Vegan BBQ teriyaki tofu
Serve this easy vegan teriyaki dish at a summer barbecue. Allow the tofu to soak up the delicious flavours of the marinade before placing on the coals
- Prep:10 mins
Cook:15 mins
plus chilling time - Serves 4
- Easy
Nutrition per serving
- kcal 366
- fat 20g
- saturates 1g
- carbs 19g
- sugars 16g
- fibre 3g
- protein 25g
- salt 1.74g
Ingredients
- 4 tbsp low-salt soy sauce
- 2 tbsp soft brown sugar
- pinch ground ginger
- 2 tbsp mirin
- 3 tsp sesame oil
- 1 block very firm tofu (see tip below) cut into thick slices
- ½ tbsp rapeseed oil
- 2 courgettes, sliced horizontally into strips
- 200g Tenderstem broccoli
- black and white sesame seeds, to serve
Tip
Perfect tofuFirm tofu should be sliceable – silken firm is not firm enough. You can squeeze out the moisture by putting it in a dish and resting a plate or small board on top of it for a couple of hours.
Method
Mix the soy sauce, soft brown sugar, ginger and mirin with 1 tsp sesame oil and brush it all over the slices of tofu. Put them in a large, shallow dish and pour over any leftover marinade. Chill for at least an hour.

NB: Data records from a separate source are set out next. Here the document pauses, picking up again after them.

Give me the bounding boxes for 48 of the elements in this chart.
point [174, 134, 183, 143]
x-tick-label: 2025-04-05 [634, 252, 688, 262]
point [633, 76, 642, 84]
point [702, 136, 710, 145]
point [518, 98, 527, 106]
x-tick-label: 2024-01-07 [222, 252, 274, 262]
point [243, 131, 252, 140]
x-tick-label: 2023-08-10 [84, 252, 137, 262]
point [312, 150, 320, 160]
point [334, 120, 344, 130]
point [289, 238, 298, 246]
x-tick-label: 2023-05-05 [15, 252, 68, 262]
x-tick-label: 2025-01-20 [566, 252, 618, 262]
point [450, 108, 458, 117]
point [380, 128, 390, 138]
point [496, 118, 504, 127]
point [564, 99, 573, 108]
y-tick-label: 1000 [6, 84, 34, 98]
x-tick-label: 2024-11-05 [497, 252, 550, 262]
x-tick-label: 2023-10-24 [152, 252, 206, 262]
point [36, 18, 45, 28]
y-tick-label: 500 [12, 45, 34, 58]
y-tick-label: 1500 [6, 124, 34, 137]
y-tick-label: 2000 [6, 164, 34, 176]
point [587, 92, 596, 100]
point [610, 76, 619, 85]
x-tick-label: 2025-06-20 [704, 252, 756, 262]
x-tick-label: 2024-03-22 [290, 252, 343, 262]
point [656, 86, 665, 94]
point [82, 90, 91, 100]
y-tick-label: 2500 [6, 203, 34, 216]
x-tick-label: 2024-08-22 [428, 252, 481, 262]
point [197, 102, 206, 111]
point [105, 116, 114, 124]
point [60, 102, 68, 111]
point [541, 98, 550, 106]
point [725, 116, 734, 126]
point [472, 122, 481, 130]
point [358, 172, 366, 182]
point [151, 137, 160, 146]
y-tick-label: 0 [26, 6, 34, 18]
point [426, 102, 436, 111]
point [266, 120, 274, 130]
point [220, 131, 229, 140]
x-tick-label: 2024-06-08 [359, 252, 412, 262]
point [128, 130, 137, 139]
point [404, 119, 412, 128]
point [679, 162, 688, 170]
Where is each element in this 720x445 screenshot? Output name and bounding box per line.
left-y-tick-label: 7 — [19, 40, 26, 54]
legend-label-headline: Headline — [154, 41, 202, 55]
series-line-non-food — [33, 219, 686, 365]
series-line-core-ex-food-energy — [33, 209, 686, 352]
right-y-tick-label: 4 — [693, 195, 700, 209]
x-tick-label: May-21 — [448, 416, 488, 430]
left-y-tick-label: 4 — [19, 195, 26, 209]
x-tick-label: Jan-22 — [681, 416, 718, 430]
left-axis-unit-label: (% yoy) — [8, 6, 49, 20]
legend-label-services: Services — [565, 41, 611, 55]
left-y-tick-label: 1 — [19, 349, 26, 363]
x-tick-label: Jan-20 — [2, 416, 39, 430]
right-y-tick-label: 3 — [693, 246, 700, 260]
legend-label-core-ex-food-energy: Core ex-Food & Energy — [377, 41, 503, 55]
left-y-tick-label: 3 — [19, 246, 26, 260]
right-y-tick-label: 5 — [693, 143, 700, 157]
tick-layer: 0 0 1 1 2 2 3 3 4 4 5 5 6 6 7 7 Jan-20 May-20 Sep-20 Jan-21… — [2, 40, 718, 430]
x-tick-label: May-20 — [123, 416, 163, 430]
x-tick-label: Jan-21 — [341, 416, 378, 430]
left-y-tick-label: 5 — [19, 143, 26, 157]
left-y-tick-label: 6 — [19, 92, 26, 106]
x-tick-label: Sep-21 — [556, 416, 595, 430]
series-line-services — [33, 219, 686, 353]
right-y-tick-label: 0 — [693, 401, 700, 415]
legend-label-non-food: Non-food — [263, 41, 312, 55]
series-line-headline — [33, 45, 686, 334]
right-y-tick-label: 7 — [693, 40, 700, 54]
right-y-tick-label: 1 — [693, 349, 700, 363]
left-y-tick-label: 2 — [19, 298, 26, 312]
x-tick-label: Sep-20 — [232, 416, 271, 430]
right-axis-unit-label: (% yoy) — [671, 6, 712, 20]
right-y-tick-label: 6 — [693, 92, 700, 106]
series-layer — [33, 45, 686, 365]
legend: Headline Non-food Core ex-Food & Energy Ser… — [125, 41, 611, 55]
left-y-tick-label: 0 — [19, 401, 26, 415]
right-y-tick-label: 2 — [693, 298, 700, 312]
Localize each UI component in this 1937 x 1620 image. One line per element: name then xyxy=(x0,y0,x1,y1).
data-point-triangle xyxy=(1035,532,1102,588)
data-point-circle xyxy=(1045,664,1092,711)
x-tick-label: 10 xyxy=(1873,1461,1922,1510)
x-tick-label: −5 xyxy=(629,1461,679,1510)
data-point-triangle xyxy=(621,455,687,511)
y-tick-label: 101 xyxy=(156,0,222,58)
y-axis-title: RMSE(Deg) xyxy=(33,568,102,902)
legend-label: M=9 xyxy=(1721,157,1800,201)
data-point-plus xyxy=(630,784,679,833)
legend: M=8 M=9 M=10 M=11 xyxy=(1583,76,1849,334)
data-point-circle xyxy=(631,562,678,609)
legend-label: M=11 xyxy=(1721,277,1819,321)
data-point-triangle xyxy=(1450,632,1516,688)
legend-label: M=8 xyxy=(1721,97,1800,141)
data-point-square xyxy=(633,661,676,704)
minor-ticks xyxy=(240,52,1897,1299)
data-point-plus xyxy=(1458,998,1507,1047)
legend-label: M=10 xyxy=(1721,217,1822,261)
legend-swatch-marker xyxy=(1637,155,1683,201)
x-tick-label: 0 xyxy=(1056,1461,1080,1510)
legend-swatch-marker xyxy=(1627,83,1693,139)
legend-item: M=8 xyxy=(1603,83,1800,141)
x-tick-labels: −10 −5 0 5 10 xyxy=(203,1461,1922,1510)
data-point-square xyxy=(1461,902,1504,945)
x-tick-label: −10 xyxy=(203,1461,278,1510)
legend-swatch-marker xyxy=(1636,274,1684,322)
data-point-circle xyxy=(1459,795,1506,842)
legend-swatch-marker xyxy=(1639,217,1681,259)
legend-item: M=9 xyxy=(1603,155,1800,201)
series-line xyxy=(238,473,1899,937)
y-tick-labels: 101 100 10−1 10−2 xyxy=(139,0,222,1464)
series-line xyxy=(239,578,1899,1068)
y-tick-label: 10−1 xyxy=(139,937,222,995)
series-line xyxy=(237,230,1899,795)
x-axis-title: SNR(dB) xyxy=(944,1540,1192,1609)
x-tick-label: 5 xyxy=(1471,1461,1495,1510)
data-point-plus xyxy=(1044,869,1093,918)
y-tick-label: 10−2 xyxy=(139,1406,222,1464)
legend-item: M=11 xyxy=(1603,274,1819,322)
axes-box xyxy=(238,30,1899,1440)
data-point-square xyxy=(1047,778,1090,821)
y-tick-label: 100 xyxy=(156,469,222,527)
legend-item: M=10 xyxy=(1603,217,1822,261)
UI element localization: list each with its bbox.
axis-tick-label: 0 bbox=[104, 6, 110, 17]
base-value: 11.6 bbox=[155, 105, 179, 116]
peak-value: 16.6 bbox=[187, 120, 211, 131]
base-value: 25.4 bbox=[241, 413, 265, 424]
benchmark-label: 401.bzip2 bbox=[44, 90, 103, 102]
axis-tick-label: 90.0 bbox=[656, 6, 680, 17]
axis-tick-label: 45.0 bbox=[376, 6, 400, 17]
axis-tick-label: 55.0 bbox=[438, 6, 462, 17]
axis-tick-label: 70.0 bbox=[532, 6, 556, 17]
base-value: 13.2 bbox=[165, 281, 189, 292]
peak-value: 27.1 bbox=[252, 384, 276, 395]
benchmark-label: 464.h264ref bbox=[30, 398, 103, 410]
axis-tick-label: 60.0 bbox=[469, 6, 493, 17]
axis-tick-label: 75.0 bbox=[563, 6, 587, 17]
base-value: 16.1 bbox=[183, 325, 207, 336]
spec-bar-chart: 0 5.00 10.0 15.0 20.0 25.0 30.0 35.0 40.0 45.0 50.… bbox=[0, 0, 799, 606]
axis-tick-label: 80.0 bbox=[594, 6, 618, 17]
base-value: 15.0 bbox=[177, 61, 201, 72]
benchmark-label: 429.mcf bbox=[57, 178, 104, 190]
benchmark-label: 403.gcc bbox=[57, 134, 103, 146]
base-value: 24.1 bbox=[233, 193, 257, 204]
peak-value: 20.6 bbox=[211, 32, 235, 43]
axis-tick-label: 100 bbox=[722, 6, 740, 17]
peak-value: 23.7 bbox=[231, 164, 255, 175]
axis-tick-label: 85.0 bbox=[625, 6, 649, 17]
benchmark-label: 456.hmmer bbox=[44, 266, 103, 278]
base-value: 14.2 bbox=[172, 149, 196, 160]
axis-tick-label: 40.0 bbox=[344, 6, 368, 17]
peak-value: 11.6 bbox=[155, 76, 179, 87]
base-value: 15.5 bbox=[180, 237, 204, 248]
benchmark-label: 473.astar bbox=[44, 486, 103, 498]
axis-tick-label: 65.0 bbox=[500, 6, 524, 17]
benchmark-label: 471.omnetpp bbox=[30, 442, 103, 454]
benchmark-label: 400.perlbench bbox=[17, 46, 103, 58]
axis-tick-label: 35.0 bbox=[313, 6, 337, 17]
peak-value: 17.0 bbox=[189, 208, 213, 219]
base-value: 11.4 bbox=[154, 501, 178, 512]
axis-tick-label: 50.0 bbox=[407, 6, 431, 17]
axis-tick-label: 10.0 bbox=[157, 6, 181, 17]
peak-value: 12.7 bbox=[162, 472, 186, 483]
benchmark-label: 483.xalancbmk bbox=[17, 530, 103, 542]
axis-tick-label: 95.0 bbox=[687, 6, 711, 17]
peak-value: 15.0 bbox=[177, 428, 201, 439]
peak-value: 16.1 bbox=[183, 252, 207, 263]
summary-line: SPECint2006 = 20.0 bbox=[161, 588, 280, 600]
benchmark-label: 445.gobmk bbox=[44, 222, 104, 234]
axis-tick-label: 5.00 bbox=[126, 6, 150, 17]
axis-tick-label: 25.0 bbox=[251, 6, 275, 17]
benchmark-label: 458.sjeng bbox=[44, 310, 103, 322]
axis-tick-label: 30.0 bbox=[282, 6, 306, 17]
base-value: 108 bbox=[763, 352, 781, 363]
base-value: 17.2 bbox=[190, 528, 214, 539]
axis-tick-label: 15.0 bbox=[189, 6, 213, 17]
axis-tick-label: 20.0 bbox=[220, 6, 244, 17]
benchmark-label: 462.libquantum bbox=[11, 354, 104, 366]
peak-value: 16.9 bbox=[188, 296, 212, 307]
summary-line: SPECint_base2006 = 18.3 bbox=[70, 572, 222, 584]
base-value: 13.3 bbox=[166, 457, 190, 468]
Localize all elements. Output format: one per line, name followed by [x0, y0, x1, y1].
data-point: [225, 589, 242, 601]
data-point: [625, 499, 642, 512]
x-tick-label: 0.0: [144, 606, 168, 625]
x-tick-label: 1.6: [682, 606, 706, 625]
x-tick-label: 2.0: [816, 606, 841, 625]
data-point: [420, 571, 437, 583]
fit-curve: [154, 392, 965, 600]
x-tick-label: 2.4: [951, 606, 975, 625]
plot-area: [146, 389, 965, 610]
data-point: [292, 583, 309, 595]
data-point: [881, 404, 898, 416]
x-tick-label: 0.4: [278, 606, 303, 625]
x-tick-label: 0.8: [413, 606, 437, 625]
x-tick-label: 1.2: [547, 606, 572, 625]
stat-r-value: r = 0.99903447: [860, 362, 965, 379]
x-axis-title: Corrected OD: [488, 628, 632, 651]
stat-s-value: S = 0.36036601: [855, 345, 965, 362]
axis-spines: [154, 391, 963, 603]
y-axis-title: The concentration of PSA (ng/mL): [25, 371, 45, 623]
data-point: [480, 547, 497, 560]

Heat the barbecue until the coals are glowing white, or heat a griddle pan. Mix the remaining sesame oil with the rapeseed oil and brush the courgette slices and broccoli. Barbecue (or griddle) them over the coals for 7-10 minutes or until they are tender and then set aside and keep warm.
Barbecue the tofu slices on both sides over the coals for 5 minutes (or use the griddle) until they turn brown and go crisp at the edges. Serve the tofu on a bed of the veg with the remaining marinade and scatter over the sesame seeds.